Now, these tools are always in flux. However, one of the writing tools I thought was necessary to teach is Twitter. While many love to lament what texting and twittering are doing to the language,[1] I happen to think that language is strong enough to take all forms of communication. In fact, I’ve thought for a while that academic composition could learn something from popular forms of new media communication. Let’s stop teaching writing that encourages bloated and awkward prose, and instead focus on writing that’s clean, tight, and succinct. You know, like a tweet.

This is a hard thing to do, especially for students that been trained their whole academic lives to write long-winded essays. I go into more detail about this elsewhere, so I won’t rehash it here. Suffice it to say, my approach has been to require word maximums, rather than minimums. Say what you need to say with the most economic, nuanced, and deliberate writing possible. You know, like a tweet.

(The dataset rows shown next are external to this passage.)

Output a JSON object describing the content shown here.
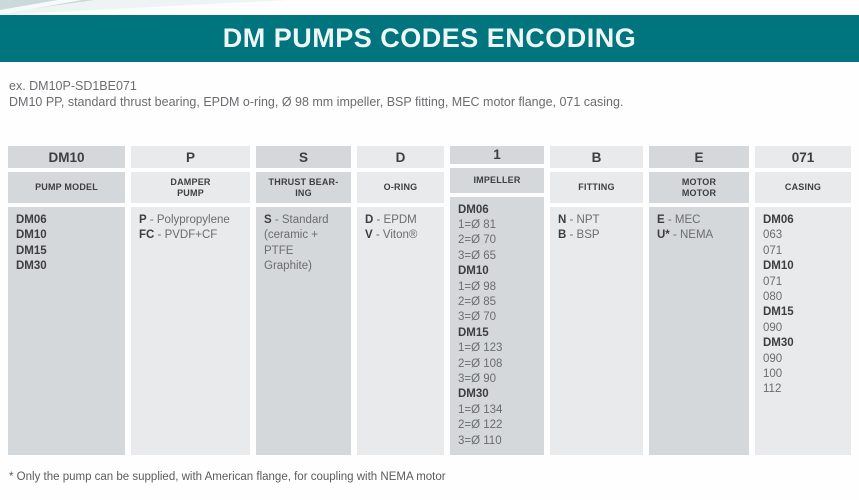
{
  "page": {
    "title": "DM PUMPS CODES ENCODING",
    "example_code": "ex. DM10P-SD1BE071",
    "example_description": "DM10 PP, standard thrust bearing, EPDM o-ring, Ø 98 mm impeller, BSP fitting, MEC motor flange, 071 casing.",
    "footnote": "* Only the pump can be supplied, with American flange, for coupling with NEMA motor"
  },
  "colors": {
    "banner_teal": "#00757E",
    "cell_dark": "#d5d8da",
    "cell_light": "#e9eaeb",
    "text_dark": "#3d3e40",
    "text_gray": "#6a6c6f"
  },
  "table": {
    "columns": [
      {
        "code": "DM10",
        "label_lines": [
          "PUMP MODEL"
        ],
        "body": [
          {
            "b": "DM06"
          },
          {
            "b": "DM10"
          },
          {
            "b": "DM15"
          },
          {
            "b": "DM30"
          }
        ]
      },
      {
        "code": "P",
        "label_lines": [
          "DAMPER",
          "PUMP"
        ],
        "body": [
          {
            "b": "P",
            "t": "- Polypropylene"
          },
          {
            "b": "FC",
            "t": "- PVDF+CF"
          }
        ]
      },
      {
        "code": "S",
        "label_lines": [
          "THRUST BEAR-",
          "ING"
        ],
        "body": [
          {
            "b": "S",
            "t": "- Standard"
          },
          {
            "t": "(ceramic +"
          },
          {
            "t": "PTFE Graphite)"
          }
        ]
      },
      {
        "code": "D",
        "label_lines": [
          "O-RING"
        ],
        "body": [
          {
            "b": "D",
            "t": "- EPDM"
          },
          {
            "b": "V",
            "t": "- Viton®"
          }
        ]
      },
      {
        "code": "1",
        "label_lines": [
          "IMPELLER"
        ],
        "body": [
          {
            "b": "DM06"
          },
          {
            "t": "1=Ø 81"
          },
          {
            "t": "2=Ø 70"
          },
          {
            "t": "3=Ø 65"
          },
          {
            "b": "DM10"
          },
          {
            "t": "1=Ø 98"
          },
          {
            "t": "2=Ø 85"
          },
          {
            "t": "3=Ø 70"
          },
          {
            "b": "DM15"
          },
          {
            "t": "1=Ø 123"
          },
          {
            "t": "2=Ø 108"
          },
          {
            "t": "3=Ø 90"
          },
          {
            "b": "DM30"
          },
          {
            "t": "1=Ø 134"
          },
          {
            "t": "2=Ø 122"
          },
          {
            "t": "3=Ø 110"
          }
        ]
      },
      {
        "code": "B",
        "label_lines": [
          "FITTING"
        ],
        "body": [
          {
            "b": "N",
            "t": "- NPT"
          },
          {
            "b": "B",
            "t": "- BSP"
          }
        ]
      },
      {
        "code": "E",
        "label_lines": [
          "MOTOR",
          "MOTOR"
        ],
        "body": [
          {
            "b": "E",
            "t": "- MEC"
          },
          {
            "b": "U*",
            "t": "- NEMA"
          }
        ]
      },
      {
        "code": "071",
        "label_lines": [
          "CASING"
        ],
        "body": [
          {
            "b": "DM06"
          },
          {
            "t": "063"
          },
          {
            "t": "071"
          },
          {
            "b": "DM10"
          },
          {
            "t": "071"
          },
          {
            "t": "080"
          },
          {
            "b": "DM15"
          },
          {
            "t": "090"
          },
          {
            "b": "DM30"
          },
          {
            "t": "090"
          },
          {
            "t": "100"
          },
          {
            "t": "112"
          }
        ]
      }
    ]
  }
}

Therefore, for the first time, I required my students to have Twitter accounts and actually use them. Their first exercise was to use Twitter to liveblog an event, like a class lecture. This was the first revelation. Going through their liveblogs was eye-opening: they actually had to be engaged with the material in a whole new way. Not only did they need to pay attention, but they had to distill what they heard into 140 characters. Reading many of their liveblogs made me feel like I was sitting in the classroom with them. Wow. (Interestingly, I spoke with a couple of colleagues who allowed my students to liveblog their classes, and they had similar observations. One said that she could see what students were getting and concepts that were not clear. It appears this tweeting in class can be educational for the professor as well.)

I decided to have my students continue to use Twitter. I asked them to begin communicating with me solely via mentions, or if it was more sensitive, through private messages on Twitter. Again, I wasn’t really aware of the brilliance of this at first, either. Rather than getting dozens of lengthy emails a day from students that often required a lengthy reply, here I was getting 140-character questions to which I could briefly reply. Ah: another wow moment.

Twitter and I are now tight. Another up side to this is that all students have cell phones, so requiring them to tweet — especially during class — is not asking too much. In fact, I know that most of them would rather be looking at their phones, anyway. I’ll be incorporating TweetChat into my classes as early as next week. Yes, I’m looking at you, Digital Humanities, with your fancy iPads.

I’ve begin looking around for Twitter support pages, particularly for education. I found several good resources, but none better than Edudemic’s “100 Ways to Use Twitter in the Classroom.”[2] I’m still going through it, but I’m happy to see that some work has been done for me.

More about this soon. Oh, and I have two Twitter accounts now: @drgrlucas for work, and @grlucas for other than work. Come and say hello.

Notes

  1. For example, see: "The Gr8 Deb8 of Teen Txting: Text Messaging Ruining The English Language?". KHQ-Q6. February 14, 2012. Retrieved 2019-01-07.